Recuerda mi informadora que desde su casa en la antigua calle General Yague, podía escuchar el ajetreo de esta academia. “Tanto la tabla de multiplicar, del 2,3,4,5,6,7,8,9, y 10 que me aprendí de memoria sólo escuchándola, como los “reglazos” que el maestro pegaba bien en las palmas de las manos o en cualquier otro lugar.
“Algunos de mi pandilla, iban a esta academia para prepararse las asignaturas que les habían dejando para septiembre. Al lado había un portón al que llamábamos el “sindicato de los parados” por la cantidad de horas que estábamos allí esperando. Se oía completamente todo desde mi casa.

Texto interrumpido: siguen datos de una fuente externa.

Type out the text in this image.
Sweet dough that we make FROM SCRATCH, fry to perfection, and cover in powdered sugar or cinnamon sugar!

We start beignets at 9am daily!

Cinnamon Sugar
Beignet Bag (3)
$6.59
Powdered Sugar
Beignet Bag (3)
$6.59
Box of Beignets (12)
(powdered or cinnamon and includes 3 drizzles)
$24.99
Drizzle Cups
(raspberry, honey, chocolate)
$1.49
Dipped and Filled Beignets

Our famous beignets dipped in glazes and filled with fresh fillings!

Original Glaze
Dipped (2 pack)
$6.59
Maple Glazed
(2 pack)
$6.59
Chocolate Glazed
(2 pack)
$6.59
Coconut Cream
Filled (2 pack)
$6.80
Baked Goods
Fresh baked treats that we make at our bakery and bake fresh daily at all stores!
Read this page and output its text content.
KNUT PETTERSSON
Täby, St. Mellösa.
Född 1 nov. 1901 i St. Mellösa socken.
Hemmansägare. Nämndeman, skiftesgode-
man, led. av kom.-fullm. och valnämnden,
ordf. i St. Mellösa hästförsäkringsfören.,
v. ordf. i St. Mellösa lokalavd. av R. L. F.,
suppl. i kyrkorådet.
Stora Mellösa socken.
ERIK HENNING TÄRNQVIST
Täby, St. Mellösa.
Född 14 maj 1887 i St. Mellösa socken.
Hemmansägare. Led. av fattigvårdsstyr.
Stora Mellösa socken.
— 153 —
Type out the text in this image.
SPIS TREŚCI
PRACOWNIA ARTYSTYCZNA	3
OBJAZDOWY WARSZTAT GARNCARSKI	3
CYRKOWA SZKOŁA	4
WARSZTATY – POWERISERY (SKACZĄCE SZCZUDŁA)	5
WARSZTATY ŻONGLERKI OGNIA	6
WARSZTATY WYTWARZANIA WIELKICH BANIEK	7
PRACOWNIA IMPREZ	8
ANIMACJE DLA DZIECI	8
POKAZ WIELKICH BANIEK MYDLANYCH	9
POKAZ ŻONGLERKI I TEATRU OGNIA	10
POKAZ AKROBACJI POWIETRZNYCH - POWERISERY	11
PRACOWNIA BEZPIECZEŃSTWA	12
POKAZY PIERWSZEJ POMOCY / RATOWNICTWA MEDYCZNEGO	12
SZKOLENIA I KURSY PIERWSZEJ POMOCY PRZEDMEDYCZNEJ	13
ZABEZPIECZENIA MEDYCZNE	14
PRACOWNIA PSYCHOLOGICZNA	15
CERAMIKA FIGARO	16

Había una mujer que cantaba de maravilla por Marifé de Triana y las reinas de la copla. Daba gusto oírla.... recuerdo que cantaba con tanto sentimiento que a veces me hacía llorar. Vivía allí una viuda joven, con dos hijos, uno se llamaba Dioni y el otro no me acuerdo bien, quizás Rafael, no estoy segura, pero se escuchaba a la madre siempre protestando por las travesuras de los niños. En cierta ocasión, escuché lamentos; alguien estaba sufriendo fuertes dolores y mi madre me dijo que una mujer se estaba muriendo” (Relatado por M.R.)